Die Folgen des Urteils sind im Detail noch nicht absehbar. Als wahrscheinlich gilt, dass Samsung Rekurs einlegen wird. «Dies ist nicht das letzte Wort in diesem oder anderen Verfahren», äusserte sich der südkoreanische Elektronikriese gegenüber CNN. Es ist damit zu rechnen, dass sich die Berufungsverfahren über Jahre hinziehen.

Begrenztes Problem für Samsung

Auch die Höhe der Schadenersatzzahlung ist noch nicht sicher: Experten zufolge könnte das Gericht später die Schadensersatzsumme noch verdreifachen, weil die Geschworenen feststellten, dass Samsung vorsätzlich gehandelt hat. Unabhängig von der Höhe der Strafzahlung zugunsten von Apple wird Samsung eine solche wahrscheinlich ohne grössere Probleme bewältigen können: Der Konzern machte letztes Jahr 12 Milliarden Dollar Gewinn und verfügt über flüssige Mittel bei den Banken in der Höhe von 14 Milliarden Dollar.

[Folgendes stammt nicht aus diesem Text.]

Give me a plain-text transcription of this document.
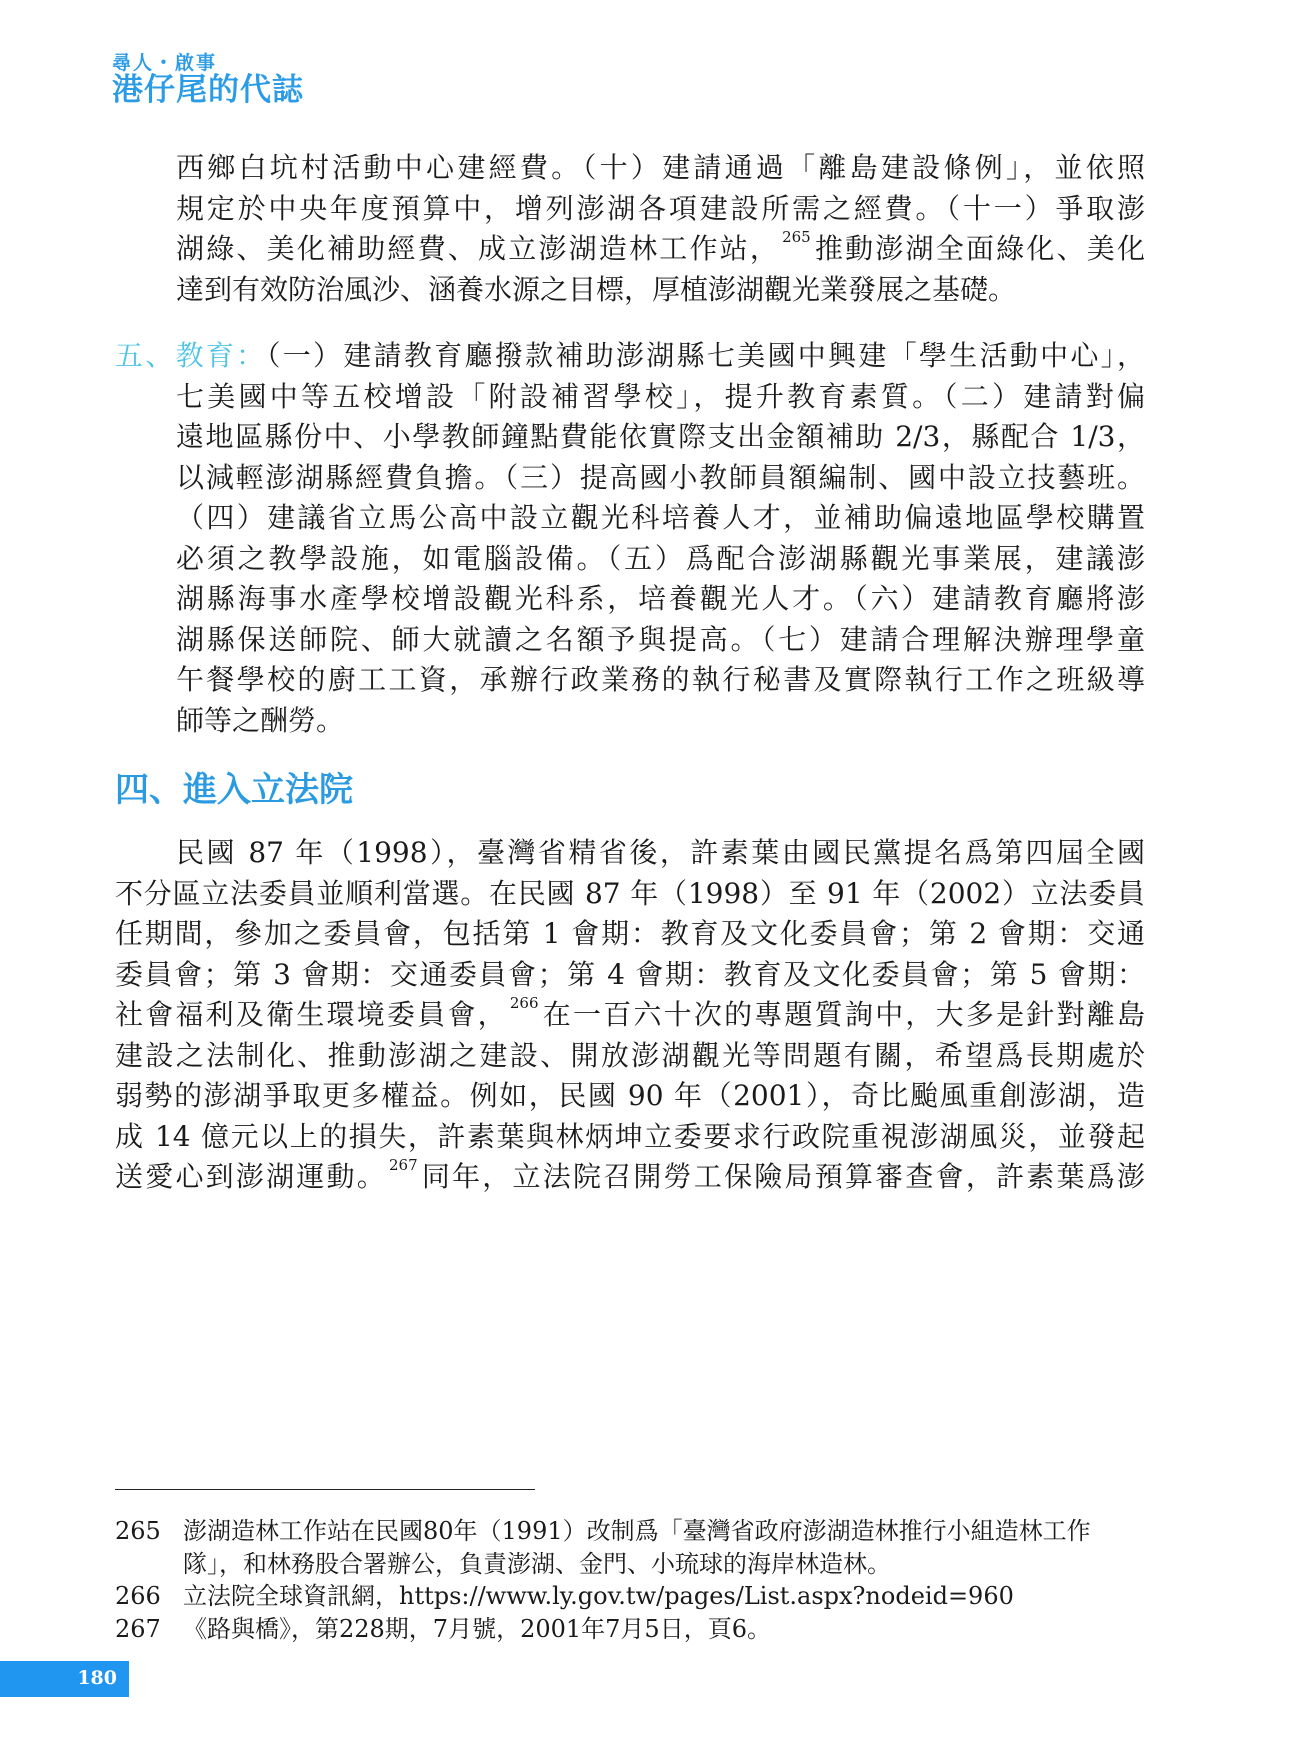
尋人・啟事
港仔尾的代誌
西鄉白坑村活動中心建經費。（十）建請通過「離島建設條例」，並依照
規定於中央年度預算中，增列澎湖各項建設所需之經費。（十一）爭取澎
湖綠、美化補助經費、成立澎湖造林工作站， $^{265}$推動澎湖全面綠化、美化
達到有效防治風沙、涵養水源之目標，厚植澎湖觀光業發展之基礎。
五、教育：（一）建請教育廳撥款補助澎湖縣七美國中興建「學生活動中心」，
七美國中等五校增設「附設補習學校」，提升教育素質。（二）建請對偏
遠地區縣份中、小學教師鐘點費能依實際支出金額補助 2/3，縣配合 1/3，
以減輕澎湖縣經費負擔。（三）提高國小教師員額編制、國中設立技藝班。
（四）建議省立馬公高中設立觀光科培養人才，並補助偏遠地區學校購置
必須之教學設施，如電腦設備。（五）爲配合澎湖縣觀光事業展，建議澎
湖縣海事水產學校增設觀光科系，培養觀光人才。（六）建請教育廳將澎
湖縣保送師院、師大就讀之名額予與提高。（七）建請合理解決辦理學童
午餐學校的廚工工資，承辦行政業務的執行秘書及實際執行工作之班級導
師等之酬勞。
民國 87 年（1998），臺灣省精省後，許素葉由國民黨提名爲第四屆全國
不分區立法委員並順利當選。在民國 87 年（1998）至 91 年（2002）立法委員
任期間，參加之委員會，包括第 1 會期：教育及文化委員會；第 2 會期：交通
委員會；第 3 會期：交通委員會；第 4 會期：教育及文化委員會；第 5 會期：
社會福利及衛生環境委員會， $^{266}$在一百六十次的專題質詢中，大多是針對離島
建設之法制化、推動澎湖之建設、開放澎湖觀光等問題有關，希望爲長期處於
弱勢的澎湖爭取更多權益。例如，民國 90 年（2001），奇比颱風重創澎湖，造
成 14 億元以上的損失，許素葉與林炳坤立委要求行政院重視澎湖風災，並發起
送愛心到澎湖運動。 $^{267}$同年，立法院召開勞工保險局預算審查會，許素葉爲澎
四、進入立法院
265 澎湖造林工作站在民國80年（1991）改制爲「臺灣省政府澎湖造林推行小組造林工作
隊」，和林務股合署辦公，負責澎湖、金門、小琉球的海岸林造林。
266 立法院全球資訊網，https://www.ly.gov.tw/pages/List.aspx?nodeid=960
267 《路與橋》，第228期，7月號，2001年7月5日，頁6。
180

Die Frage, die sich nach dem Urteil stellt, ist vielmehr, welche Auswirkungen der Patentstreit auf die Branche haben wird. Denkbar ist, dass die Konkurrenz von Apple in Zukunft beim Design ähnlicher Produkte vorsichtiger vorgehen wird. Doch genau dies könnte sich auch zugunsten der Konkurrenz auswirken. Gegenüber CNN sagte Chris Carani, ein Urheberrechtsanwalt und Spezialist für Designrecht, das Urteil könnte der Branche einen grossen Kreativitätsschub bringen. «Die Konkurrenz wird zurück zu den Skizzenbüchern gehen müssen und ihren Desigern mehr Freiheiten lassen müssen. Dies könnte den Konsumenten viel Nutzen bringen.»

Experten gehen auch davon aus, dass ein etwaiges Verkaufsverbot für gewisse Produkte ein begrenztes Problem für Samsung wäre. Die Koreaner gelten als schnelle Hersteller – sie dürften in der Lage sein, schnell angepasste Produkte auf den Markt zu bringen, sollte ein Verbot tatsächlich greifen. In früheren Fällen hatte Samsung bereits neue Versionen fertig, bevor die Gerichtsverfahren abgeschlossen waren.

Auswirkungen begrenzt

«Die Auswirkungen auf Samsung werden sehr begrenzt sein», sagt daher auch der Patentanwalt D.J. Jung von SU Intellectual Property. Die betroffenen Modelle seien meist älter und bei den neuen Varianten sei das Design schon verändert worden.

«Trotzdem, es ist eine umfassende Niederlage im wichtigsten Markt. Es ist unvermeidlich, dass Samsungs Marke in Mitleidenschaft gezogen wird», sagt Jung. Samsung werde nun als Nachahmer gesehen. Dagegen steht, dass dieser und ähnliche Prozesse Samsungs Bekanntheit deutlich erhöht haben. In einer Umfrage zu den Marken in Asien lag Samsung jüngst an erster Stelle, vor Apple.

Mauer um Handymarkt

Der Analyst CW Chung von Nomura geht sogar davon aus, dass die Koreaner ihre Stellung stärken könnten. Mit allen Berufungen werde das Verfahren wohl noch Jahre dauern, sagt er. Am Ende könnten sich Apple und Samsung gegenseitig Lizenzen gewähren, um gemeinsam eine hohe Patentmauer um ihren Teil des Smartphone-Marktes zu errichten – ein Markt mit einem Volumen von mehr als 200 Milliarden Dollar. Für die anderen Bewerber wäre dies eine Bedrohung.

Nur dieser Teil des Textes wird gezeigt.